This week has been full to bursting with not only classes, tests, and the normal business, but also many musical events – five in the last week!
To begin it all, last Saturday night my conducting class took a field trip to the Augusta Symphony. Our professor Dr. Nabholz – who is also the director of the Choraleers – met us there, and we enjoyed an evening of four varied pieces by Barber, Takemitsu, Higdon, and Bernstein. One of the highlights of the evening came after the concert, when we got to go backstage and meet the conductor, Shizuo “Z” Kuwahara! It was exciting to be able to talk for a few minutes with someone who is making his living in the “real” world in music, and to be able to see a lot of what we discuss in class applied. The entire evening was great fun, though, from the hour and a half drive to and from (especially the GPS troubles), to discussions of the concert as a class – the five of us and our professor – over frozen yogurt after the event.
After the weekend, the week of concerts began. Monday started with Erskine’s music department hosting a concert by Winthrop’s chorus; we began the event with Erskine’s Choraleers singing a few selections, then we let them take over the stage and sing several of their pieces. As with the Intercollegiate Choral Festival the week before, it was rewarding and enjoyable to share music with and get to meet another college choir, especially in our own auditorium!

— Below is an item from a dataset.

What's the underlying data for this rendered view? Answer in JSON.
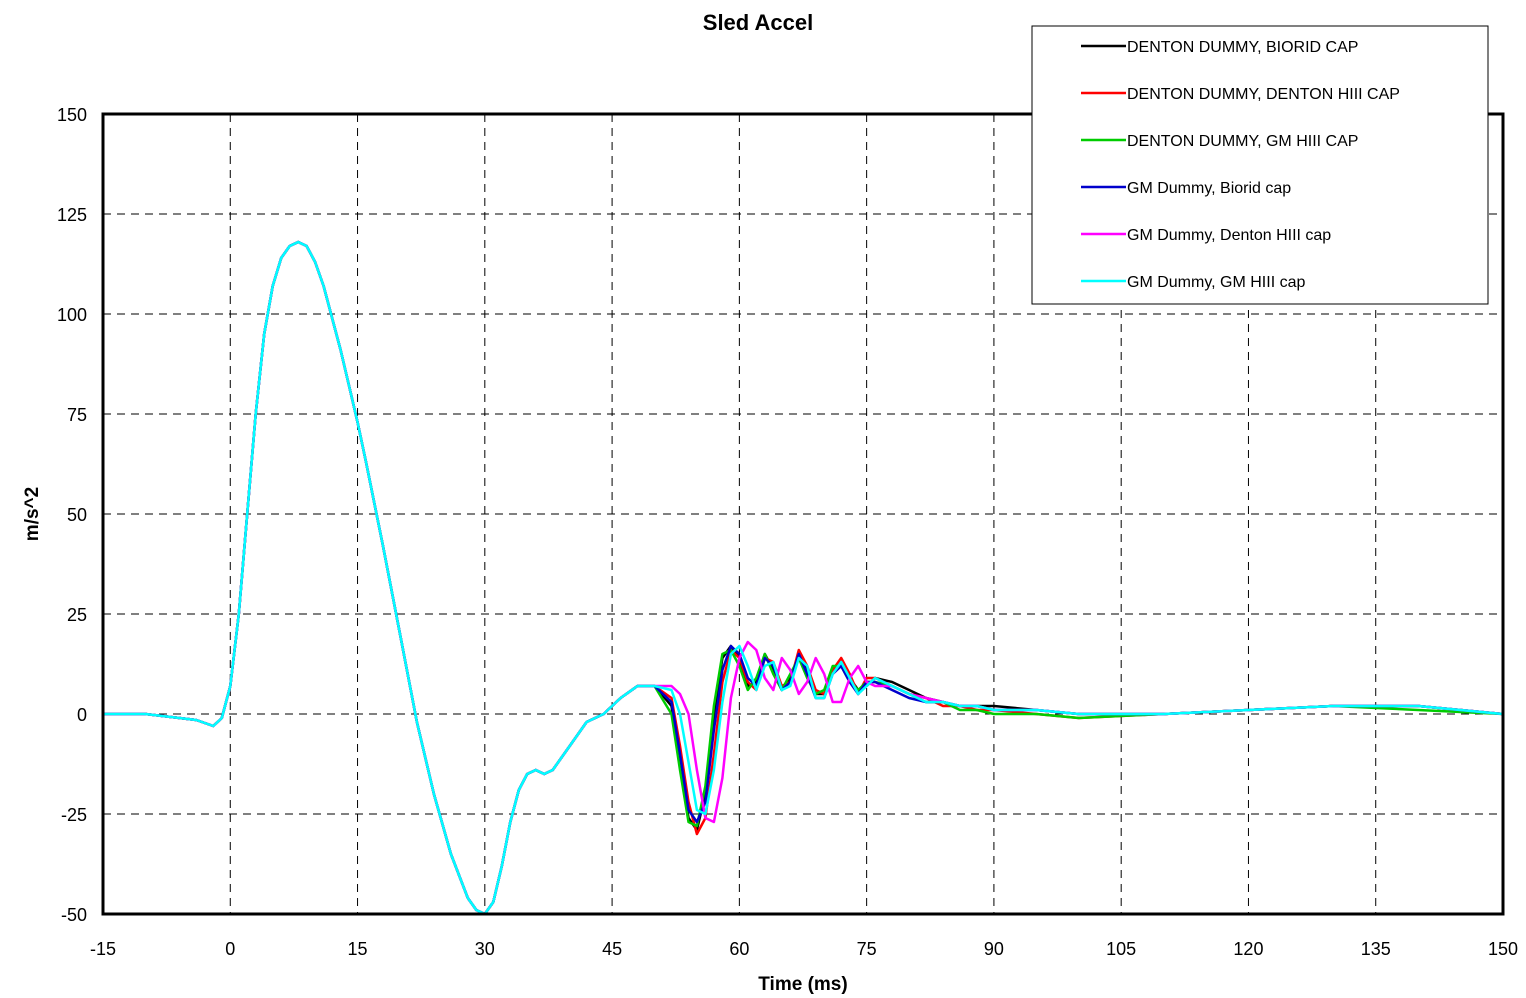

Tuesday night we hosted a Czech string quartet – the Talich Quartet. They are professionals who are internationally recognized for their talents, and this showed – the concert was absolutely brilliant! I do love string instruments, and their selections were well-chosen and exquisitely played.
Wednesday was the night off, and Thursday we co-hosted an organ recital with First Presbyterian Church in Greenwood. Our organist was Dr. Craig Cramer from Notre Dame University, who demonstrated his great skill and experience on the instrument in the variety of styles of the pieces that he chose, as well as his expression in playing them.
Finally, Friday was a concert at home featuring our instrumental chamber groups and the Women’s Chorale. Although we have more vocal than instrumental students in the department, it is always great to see what the latter can do! None of the ensembles featured in the concert were very large – Women’s Chorale being the largest, at around a dozen – but they all showed that you do not necessarily need a large choir or symphony to make a great sound.
No one can say that there is nothing to do on campus on week nights!